"Ye-es," Suzanna stammered. A recurrent attack of homesickness was upon her; that dreadful pulling of the heartstrings; that sinking feeling that she had cut herself loose from all to whom she belonged rightfully.

She stood still watching Mrs. Reynolds who was busy at the stove. She admired the deftness with which an egg was broken and dropped into boiling water, and in a few seconds brought to the top intact, to be placed upon the awaiting toast.

"You're awful quick, Mrs. Reynolds," she started to say when a knock sounded upon the door.

The door slowly opened and, alone, Suzanna's mother entered.

She stood just looking in. She was pale, her eyes wide, languid, shadows beneath them as though she had not slept. But those same tired eyes lightened as they fell upon Suzanna.

"Mother-eyes," the phrase grew in Suzanna's heart. She should never in all her life forget that look of longing, of love.

And somehow another impression, new, almost unbelievable, came to Suzanna. Her mother was young, for wasn't that yearning note in her voice; that tentative little gesture; her whole questioning attitude, all her seekings, but expressions of her youngness? She wasn't after all far removed from her little daughter, not for this minute, anyway. A delicious sense of comradeship with this mother flooded the child.

And the mother stood and looked at her child, almost as for the first time, at least with a sense of newness, as though Suzanna had been born anew to her.

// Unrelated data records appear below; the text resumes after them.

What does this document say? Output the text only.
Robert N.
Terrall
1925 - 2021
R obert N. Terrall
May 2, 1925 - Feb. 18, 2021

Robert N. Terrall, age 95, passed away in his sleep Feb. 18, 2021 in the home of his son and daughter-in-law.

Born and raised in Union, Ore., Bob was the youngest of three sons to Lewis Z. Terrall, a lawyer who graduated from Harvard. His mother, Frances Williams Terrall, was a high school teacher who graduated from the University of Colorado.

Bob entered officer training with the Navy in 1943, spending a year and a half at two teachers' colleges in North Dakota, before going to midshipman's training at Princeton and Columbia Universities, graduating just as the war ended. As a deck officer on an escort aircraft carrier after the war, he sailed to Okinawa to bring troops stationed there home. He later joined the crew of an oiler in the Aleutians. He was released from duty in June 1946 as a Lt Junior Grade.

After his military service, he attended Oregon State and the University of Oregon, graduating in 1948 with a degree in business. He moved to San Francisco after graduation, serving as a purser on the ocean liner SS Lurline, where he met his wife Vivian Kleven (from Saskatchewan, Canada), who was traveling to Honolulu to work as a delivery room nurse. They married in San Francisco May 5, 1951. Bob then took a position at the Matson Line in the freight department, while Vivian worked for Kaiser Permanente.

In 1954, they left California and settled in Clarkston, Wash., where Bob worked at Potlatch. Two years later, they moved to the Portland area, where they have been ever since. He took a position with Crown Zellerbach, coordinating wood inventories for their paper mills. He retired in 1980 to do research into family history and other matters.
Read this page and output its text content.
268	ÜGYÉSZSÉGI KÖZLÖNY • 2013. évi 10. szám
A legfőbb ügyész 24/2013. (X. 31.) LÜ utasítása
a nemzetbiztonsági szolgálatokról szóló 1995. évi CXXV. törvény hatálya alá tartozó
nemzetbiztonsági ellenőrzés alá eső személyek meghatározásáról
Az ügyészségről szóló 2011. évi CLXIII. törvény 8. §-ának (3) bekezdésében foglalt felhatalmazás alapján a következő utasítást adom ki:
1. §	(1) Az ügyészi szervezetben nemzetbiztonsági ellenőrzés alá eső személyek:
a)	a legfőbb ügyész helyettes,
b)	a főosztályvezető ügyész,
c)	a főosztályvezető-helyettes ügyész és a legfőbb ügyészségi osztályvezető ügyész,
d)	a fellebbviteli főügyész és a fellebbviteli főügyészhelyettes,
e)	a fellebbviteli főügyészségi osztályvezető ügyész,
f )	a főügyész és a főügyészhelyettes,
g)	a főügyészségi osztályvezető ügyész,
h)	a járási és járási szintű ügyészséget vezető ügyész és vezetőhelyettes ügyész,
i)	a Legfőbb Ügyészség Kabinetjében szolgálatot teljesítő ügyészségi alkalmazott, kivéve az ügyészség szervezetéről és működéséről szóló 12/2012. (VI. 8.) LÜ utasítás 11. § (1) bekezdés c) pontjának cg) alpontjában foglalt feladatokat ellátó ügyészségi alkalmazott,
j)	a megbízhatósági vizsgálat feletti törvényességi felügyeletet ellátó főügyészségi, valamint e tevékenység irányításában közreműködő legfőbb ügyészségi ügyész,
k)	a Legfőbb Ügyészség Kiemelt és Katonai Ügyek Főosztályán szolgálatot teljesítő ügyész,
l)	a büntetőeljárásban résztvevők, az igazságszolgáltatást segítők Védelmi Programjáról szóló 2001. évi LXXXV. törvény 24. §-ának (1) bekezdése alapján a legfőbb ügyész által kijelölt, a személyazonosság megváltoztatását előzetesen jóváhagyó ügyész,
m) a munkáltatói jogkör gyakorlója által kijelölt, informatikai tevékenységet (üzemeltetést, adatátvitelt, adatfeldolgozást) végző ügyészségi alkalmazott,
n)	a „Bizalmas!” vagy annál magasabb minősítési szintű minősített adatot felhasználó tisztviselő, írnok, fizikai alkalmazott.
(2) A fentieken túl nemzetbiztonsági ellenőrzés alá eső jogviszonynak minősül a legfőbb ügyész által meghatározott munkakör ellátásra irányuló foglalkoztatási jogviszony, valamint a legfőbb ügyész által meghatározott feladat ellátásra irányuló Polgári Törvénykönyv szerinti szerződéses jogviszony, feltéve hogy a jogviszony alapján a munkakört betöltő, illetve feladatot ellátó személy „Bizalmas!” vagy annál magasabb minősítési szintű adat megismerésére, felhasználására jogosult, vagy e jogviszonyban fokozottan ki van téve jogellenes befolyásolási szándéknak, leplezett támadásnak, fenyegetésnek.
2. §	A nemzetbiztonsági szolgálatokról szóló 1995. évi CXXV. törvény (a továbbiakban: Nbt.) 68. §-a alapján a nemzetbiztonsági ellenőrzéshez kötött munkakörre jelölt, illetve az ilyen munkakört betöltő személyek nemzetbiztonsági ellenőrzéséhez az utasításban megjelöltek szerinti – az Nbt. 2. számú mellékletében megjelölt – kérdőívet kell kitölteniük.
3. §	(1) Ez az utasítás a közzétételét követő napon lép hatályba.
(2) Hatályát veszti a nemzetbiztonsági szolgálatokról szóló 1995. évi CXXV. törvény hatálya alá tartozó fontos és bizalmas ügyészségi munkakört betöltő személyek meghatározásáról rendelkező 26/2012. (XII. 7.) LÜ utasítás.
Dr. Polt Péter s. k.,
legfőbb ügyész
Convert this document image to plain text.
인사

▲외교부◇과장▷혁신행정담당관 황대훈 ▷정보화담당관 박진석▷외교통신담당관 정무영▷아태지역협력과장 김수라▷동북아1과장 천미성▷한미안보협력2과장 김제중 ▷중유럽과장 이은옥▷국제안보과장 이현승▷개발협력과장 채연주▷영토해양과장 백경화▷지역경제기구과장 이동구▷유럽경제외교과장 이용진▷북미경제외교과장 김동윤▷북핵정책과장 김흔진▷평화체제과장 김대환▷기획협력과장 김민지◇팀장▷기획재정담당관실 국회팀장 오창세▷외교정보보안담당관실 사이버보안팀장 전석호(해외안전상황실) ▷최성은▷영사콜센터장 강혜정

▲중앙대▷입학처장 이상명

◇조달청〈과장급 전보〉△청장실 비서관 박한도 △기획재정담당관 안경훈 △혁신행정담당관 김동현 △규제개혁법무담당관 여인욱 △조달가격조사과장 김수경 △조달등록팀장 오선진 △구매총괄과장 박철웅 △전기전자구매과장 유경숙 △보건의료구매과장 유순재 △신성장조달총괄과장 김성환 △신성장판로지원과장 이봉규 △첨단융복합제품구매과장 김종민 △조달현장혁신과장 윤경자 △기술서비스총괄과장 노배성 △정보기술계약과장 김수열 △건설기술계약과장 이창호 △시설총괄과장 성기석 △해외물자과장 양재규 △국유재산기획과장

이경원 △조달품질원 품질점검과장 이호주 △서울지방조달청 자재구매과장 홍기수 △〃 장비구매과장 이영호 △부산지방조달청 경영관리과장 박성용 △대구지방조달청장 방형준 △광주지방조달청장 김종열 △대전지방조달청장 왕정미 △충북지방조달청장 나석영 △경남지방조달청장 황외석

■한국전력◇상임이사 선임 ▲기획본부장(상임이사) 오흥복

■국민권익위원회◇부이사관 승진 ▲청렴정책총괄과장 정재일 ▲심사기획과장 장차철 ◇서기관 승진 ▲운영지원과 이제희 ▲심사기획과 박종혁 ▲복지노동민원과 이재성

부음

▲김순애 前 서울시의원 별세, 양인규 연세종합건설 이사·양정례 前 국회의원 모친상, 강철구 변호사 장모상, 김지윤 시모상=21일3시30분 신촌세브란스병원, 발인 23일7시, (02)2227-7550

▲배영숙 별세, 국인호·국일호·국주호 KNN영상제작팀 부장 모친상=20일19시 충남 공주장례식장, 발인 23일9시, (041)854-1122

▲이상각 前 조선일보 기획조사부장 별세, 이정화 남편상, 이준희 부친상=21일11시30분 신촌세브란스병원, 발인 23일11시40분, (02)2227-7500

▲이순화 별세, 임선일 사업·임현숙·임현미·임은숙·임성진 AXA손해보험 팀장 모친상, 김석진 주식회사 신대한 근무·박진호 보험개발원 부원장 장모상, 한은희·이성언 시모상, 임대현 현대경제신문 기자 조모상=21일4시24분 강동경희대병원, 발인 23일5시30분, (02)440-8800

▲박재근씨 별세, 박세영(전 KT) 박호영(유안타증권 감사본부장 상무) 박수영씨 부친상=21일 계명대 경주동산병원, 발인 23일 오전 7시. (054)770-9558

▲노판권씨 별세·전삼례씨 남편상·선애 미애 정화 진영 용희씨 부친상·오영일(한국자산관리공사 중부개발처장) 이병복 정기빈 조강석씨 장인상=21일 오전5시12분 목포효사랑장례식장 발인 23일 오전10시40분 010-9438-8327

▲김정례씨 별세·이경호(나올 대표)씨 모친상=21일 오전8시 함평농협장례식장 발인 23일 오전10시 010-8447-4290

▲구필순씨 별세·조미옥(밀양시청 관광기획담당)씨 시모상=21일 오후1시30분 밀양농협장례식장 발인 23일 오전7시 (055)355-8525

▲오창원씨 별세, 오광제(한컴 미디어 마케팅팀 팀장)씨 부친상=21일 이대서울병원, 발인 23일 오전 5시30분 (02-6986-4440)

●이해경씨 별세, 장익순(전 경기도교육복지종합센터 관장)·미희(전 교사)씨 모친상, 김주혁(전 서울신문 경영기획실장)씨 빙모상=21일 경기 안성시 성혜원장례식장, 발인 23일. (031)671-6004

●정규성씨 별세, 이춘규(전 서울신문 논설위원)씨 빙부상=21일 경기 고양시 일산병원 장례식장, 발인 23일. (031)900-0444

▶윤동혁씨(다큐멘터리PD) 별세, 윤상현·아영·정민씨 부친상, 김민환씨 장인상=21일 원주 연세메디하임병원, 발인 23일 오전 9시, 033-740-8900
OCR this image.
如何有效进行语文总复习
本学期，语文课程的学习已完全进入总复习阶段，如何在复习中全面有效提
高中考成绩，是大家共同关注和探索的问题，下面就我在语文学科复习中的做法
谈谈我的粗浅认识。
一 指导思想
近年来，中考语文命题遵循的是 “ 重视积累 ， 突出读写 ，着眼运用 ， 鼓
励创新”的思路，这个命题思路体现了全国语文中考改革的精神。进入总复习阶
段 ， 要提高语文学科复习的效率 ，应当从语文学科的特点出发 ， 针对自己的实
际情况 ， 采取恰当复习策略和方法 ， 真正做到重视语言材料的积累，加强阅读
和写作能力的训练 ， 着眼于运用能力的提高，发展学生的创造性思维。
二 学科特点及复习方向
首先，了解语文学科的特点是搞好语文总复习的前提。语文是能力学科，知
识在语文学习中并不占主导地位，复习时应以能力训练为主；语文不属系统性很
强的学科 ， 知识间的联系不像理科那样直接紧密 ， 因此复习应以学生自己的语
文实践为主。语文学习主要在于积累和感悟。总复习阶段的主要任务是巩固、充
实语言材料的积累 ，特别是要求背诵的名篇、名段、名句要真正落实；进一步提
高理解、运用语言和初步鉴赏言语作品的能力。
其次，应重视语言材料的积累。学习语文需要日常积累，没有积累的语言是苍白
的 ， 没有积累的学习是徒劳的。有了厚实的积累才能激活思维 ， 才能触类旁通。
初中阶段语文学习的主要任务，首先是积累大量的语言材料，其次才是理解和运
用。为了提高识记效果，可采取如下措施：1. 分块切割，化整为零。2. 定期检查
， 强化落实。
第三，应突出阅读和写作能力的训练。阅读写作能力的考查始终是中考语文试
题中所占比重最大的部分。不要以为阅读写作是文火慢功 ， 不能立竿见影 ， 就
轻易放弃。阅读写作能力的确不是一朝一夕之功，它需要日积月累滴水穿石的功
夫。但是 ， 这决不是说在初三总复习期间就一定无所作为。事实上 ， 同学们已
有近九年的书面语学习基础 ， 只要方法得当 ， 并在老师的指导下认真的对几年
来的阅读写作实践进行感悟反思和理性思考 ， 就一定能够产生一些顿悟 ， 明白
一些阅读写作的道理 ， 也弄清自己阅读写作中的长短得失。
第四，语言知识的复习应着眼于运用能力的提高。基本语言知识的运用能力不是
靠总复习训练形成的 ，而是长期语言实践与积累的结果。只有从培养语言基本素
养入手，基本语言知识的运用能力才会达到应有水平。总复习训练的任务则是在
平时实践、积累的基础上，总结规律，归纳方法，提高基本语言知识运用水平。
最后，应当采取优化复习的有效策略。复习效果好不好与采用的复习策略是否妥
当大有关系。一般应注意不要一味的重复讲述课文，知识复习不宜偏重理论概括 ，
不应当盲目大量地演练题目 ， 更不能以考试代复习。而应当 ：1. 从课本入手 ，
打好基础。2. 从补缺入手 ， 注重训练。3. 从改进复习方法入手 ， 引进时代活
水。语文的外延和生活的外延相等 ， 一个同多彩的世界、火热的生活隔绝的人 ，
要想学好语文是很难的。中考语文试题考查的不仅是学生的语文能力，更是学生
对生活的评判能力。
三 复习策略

In the night a far reaching understanding had come to her. It came out of her conclusion to strike a blow at the child's oversensitiveness by a full dose of ridicule; by accusing her of affectation, a clever playing to the gallery; this when the night was early, and the mother still aching with weariness from the day's many tasks. And then as the hours wore on, and the quiet soothed her weary nerves, the knowledge came, flashing out of the ether, as often it does for serious mothers, that the gift of keen sensibility, of intense desire was too valuable to be quenched.

What if Suzanna began to question her own motives; what if she should lose belief in her own spiritual integrity; learn in time to look in on herself with a spirit of morbid analysis instead of living out her natural qualities beautifully and spontaneously!